Par un arrêt de la Cour d’appel de Paris du 4 septembre 2025, un contentieux de travail temporaire oppose un salarié à une entreprise de travail temporaire et à une entreprise utilisatrice. Le salarié a accompli 545 missions successives sur des fonctions d’assistance aéroportuaire pendant plus de quatre ans, invoquant l’irrégularité des motifs de recours et le caractère durable de l’emploi. Le conseil de prud’hommes a requalifié la relation en contrat à durée indéterminée et à temps complet, puis a alloué diverses sommes.
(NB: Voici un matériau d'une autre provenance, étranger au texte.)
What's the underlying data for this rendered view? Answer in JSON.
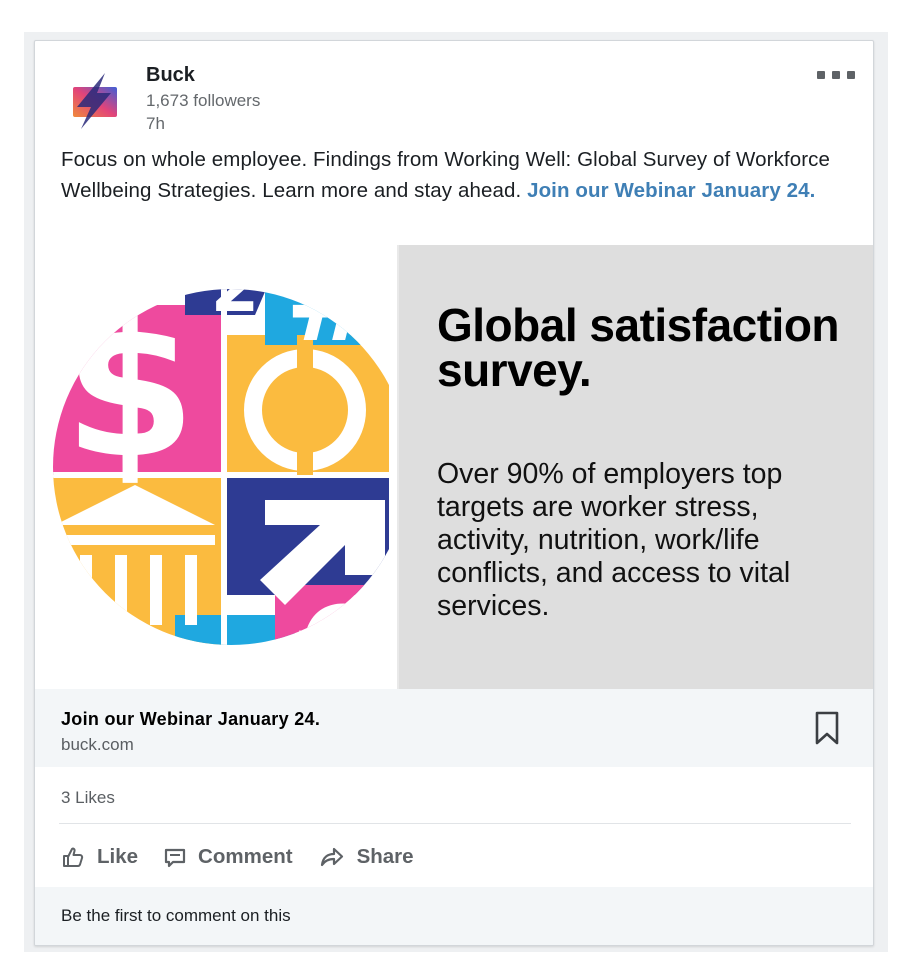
{
  "post": {
    "author": "Buck",
    "followers": "1,673 followers",
    "time": "7h",
    "text": "Focus on whole employee. Findings from Working Well: Global Survey of Workforce Wellbeing Strategies. Learn more and stay ahead.",
    "link_text": "Join our Webinar January 24."
  },
  "hero": {
    "title": "Global satisfaction survey.",
    "description": "Over 90% of employers top targets are worker stress, activity, nutrition, work/life conflicts, and access to vital services.",
    "colors": {
      "pink": "#ee4a9e",
      "yellow": "#fbbb3f",
      "blue": "#2e3b93",
      "cyan": "#1fa8e0",
      "panel": "#dedede"
    }
  },
  "link_preview": {
    "title": "Join our Webinar January 24.",
    "domain": "buck.com"
  },
  "social": {
    "likes": "3 Likes",
    "actions": {
      "like": "Like",
      "comment": "Comment",
      "share": "Share"
    },
    "comment_prompt": "Be the first to comment on this"
  },
  "brand": {
    "accent": "#3f7fb5"
  }
}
En appel, les sociétés contestent la requalification, soulèvent la prescription et s’opposent aux rappels salariaux et aux sanctions complémentaires. Le salarié forme un appel incident et sollicite l’aggravation des condamnations, en s’appuyant sur la durée, la continuité des missions et le dépassement répété de la durée légale. La cour est saisie de la licéité du recours aux missions successives, de la date et de l’étendue des requalifications, ainsi que des effets indemnitaires et des griefs de travail dissimulé et de marchandage.
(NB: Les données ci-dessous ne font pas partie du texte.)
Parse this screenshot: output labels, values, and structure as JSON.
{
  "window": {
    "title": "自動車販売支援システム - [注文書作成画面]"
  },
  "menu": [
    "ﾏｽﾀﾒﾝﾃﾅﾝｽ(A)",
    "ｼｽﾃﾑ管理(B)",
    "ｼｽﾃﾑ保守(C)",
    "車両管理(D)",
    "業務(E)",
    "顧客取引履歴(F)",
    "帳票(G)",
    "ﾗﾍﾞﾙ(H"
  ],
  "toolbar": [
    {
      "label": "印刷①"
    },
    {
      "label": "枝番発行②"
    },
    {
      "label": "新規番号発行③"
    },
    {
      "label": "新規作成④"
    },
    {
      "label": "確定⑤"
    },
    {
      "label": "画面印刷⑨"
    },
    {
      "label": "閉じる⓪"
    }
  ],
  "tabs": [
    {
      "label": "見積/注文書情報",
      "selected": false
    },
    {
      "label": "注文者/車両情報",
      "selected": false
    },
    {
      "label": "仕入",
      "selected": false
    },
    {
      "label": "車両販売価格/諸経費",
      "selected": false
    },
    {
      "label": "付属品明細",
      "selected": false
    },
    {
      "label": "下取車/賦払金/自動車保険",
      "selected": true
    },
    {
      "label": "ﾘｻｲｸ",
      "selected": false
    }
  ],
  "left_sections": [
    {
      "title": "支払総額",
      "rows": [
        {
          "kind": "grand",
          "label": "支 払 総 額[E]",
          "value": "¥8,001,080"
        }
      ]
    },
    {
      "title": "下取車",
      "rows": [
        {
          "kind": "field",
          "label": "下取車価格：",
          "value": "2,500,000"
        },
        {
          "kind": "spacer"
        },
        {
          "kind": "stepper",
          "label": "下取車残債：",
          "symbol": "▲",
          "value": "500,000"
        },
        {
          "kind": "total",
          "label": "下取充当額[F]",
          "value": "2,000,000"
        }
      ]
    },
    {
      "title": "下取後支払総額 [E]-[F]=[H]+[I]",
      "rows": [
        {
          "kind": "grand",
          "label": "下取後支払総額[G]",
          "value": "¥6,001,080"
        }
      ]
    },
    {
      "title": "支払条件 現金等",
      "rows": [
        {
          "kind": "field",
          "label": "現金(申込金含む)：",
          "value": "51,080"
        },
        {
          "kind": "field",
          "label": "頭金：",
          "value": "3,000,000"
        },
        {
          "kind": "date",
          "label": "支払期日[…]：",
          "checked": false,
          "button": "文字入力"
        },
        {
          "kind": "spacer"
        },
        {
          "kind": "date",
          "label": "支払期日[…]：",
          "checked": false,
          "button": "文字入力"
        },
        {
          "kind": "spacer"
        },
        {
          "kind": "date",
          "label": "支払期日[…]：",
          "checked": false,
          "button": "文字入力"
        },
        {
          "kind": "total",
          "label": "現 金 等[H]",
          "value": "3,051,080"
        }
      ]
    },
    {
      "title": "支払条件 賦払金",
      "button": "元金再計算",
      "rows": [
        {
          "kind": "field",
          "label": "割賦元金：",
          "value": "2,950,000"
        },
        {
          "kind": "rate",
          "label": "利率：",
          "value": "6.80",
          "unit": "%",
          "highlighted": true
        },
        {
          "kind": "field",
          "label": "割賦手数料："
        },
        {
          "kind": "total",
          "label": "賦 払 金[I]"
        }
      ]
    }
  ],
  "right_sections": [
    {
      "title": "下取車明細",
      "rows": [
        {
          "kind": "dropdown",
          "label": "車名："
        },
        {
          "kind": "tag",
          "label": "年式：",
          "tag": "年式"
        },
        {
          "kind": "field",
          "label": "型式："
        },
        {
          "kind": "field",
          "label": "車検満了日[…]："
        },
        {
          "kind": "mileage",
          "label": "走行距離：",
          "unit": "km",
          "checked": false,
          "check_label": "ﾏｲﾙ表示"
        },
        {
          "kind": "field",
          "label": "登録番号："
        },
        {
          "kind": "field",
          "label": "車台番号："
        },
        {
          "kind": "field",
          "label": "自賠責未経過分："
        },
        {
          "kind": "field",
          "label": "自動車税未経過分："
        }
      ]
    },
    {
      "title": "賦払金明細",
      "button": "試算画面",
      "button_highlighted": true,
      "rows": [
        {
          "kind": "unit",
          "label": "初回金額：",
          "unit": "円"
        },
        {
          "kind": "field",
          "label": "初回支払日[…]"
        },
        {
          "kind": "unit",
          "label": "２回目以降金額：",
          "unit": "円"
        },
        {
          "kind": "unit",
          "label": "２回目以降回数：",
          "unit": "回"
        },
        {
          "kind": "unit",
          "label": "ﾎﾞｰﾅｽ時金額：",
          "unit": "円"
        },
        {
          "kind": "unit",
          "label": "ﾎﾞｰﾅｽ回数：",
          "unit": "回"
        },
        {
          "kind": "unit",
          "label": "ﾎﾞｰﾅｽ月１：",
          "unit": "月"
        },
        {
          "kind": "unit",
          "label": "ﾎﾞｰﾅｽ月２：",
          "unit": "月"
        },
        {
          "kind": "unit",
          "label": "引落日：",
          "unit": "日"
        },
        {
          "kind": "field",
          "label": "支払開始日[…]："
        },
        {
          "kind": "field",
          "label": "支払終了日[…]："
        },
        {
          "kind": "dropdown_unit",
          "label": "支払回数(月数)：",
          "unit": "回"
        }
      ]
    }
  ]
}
La cour retient la requalification en contrat à durée indéterminée dès le premier engagement irrégulier, puis en temps complet à une date rapprochée au vu des dépassements. Elle rappelle que « En cas de litige sur le motif de recours au travail temporaire, il incombe à l’entreprise utilisatrice de rapporter la preuve de la réalité du motif invoqué dans ce cadre ». Elle précise encore que « Il en résulte que le délai de prescription – dont la durée est déterminée par la nature de la créance invoquée – prévu à l’article L. 1471-1 du code du travail (puisque l’action en requalification du contrat de travail temporaire est soumise au délai de deux ans applicable aux actions en exécution du contrat de travail) ne court qu’à compter du terme du dernier contrat de mission en cas de demande en requalification fondée sur le motif du recours au contrat à durée déterminée ». Elle en déduit, s’agissant du fond, qu’« Il y a donc lieu de requalifier cette relation de travail en un contrat à durée indéterminée, à compter du premier contrat irrégulier, à savoir celui du 15 juin 2017, les périodes d’inter-contrats correspondant à l’inactivité de l’entreprise utilisatrice lors des confinements pour cause de pandémie de Covid-19 et ne pouvant donc justifier les interruptions délibérées dans la relation de travail qui sont alléguées ».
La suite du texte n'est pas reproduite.